Wychowanek Ślaska Wrocław przyznał jednak, iż w gruncie rzeczy Mistrzowie Polski rozegrali dobre spotkanie. W przygotowaniu się do najważniejszej części sezonu pomogła bez wątpienia długa, bo aż trzytygodniowa przerwa w rozgrywkach. - Mogliśmy w tym czasie podładować akumulatory i dobrze przygotować się do najważniejszej części sezonu. Gramy w play-offach, niedługo czeka nas finał Pucharu Polski w Lublinie, dlatego taki dłuższy odpoczynek na pewno nam się przydał – stwierdził zawodnik.

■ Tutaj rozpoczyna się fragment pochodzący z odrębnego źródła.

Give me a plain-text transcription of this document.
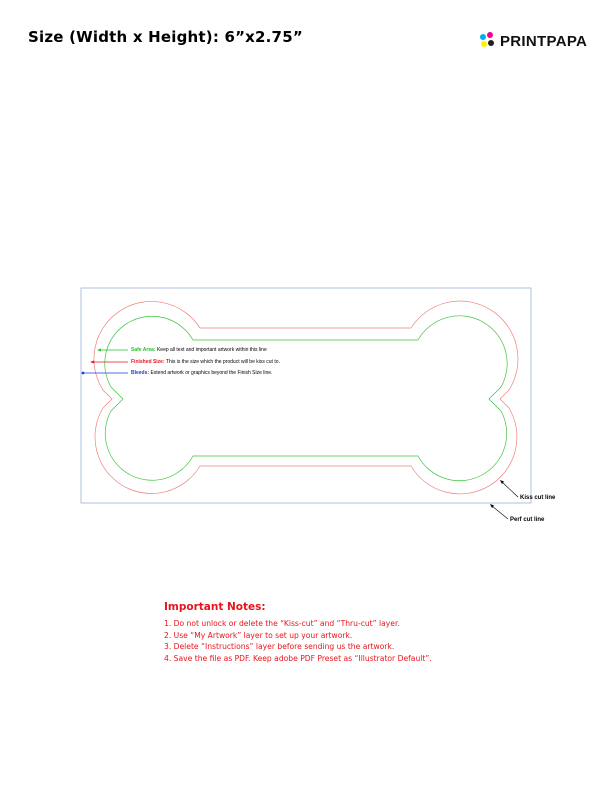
Size (Width x Height): 6”x2.75”	PRINTPAPA
Safe Area: Keep all text and important artwork within this line
Finished Size: This is the size which the product will be kiss cut to.
Bleeds: Extend artwork or graphics beyond the Finish Size line.
Kiss cut line
Perf cut line
Important Notes:
1. Do not unlock or delete the “Kiss-cut” and “Thru-cut” layer.
2. Use “My Artwork” layer to set up your artwork.
3. Delete “Instructions” layer before sending us the artwork.
4. Save the file as PDF. Keep adobe PDF Preset as “Illustrator Default”.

Gliński pochwalił również dyspozycję swojego kolegi z zespołu, Marcusa Cleverliego. Duński bramkarz był w sobotę niemal nie do przejścia, stając się tym samym koszmarem graczy z Puław.- Chwała Marcusowi za to, co dzisiaj wyprawiał. Szczególnie w pierwszej połowie pokazał wiele świetnych interwencji. Wybronił w tym czasie chyba trzy karne i do tego dwie kontry. Prezentował się świetnie także wtedy, gdy nasi przeciwnicy prowadzili atak pozycyjny. Cieszmy się z tego, że to właśnie on stoi u nas w bramce – powiedział.
Już w niedzielę kolejna odsłona półfinałowej rywalizacji. Czy w drugim spotkaniu tej fazy Azoty zawieszą kielczanom wyżej poprzeczkę? - Ciężko powiedzieć, czy w niedzielę może być łatwiej, czy też trudniej, niż dzisiaj. W każdym bądź razie o meczu sobotnim musimy już jak najszybciej zapomnieć, bo teraz najważniejsze jest już to, co wydarzy się w spotkaniu numer dwa. Czy jakikolwiek inny wynik niż 3:0 w fazie półfinałowej byłby dla nas lekką porażką? To jest tylko sport i wszystko się może zdarzyć. Każdy chce wygrać jak najwięcej meczów i nie ma w tym żadnej kalkulacji. Będziemy dążyć do tego, aby odnieść komplet zwycięstw, ale jak będzie faktycznie, to czas pokaże. Odnośnie naszych rywali – wydaje mi się, że Azoty zasługują na to, aby grać o medale. My jednak mamy swoje plany, chcemy dojść do finału, a puławianom – po meczach z nami, możemy co najwyżej życzyć powodzenia w kolejnych spotkaniach – zakończył Gliński.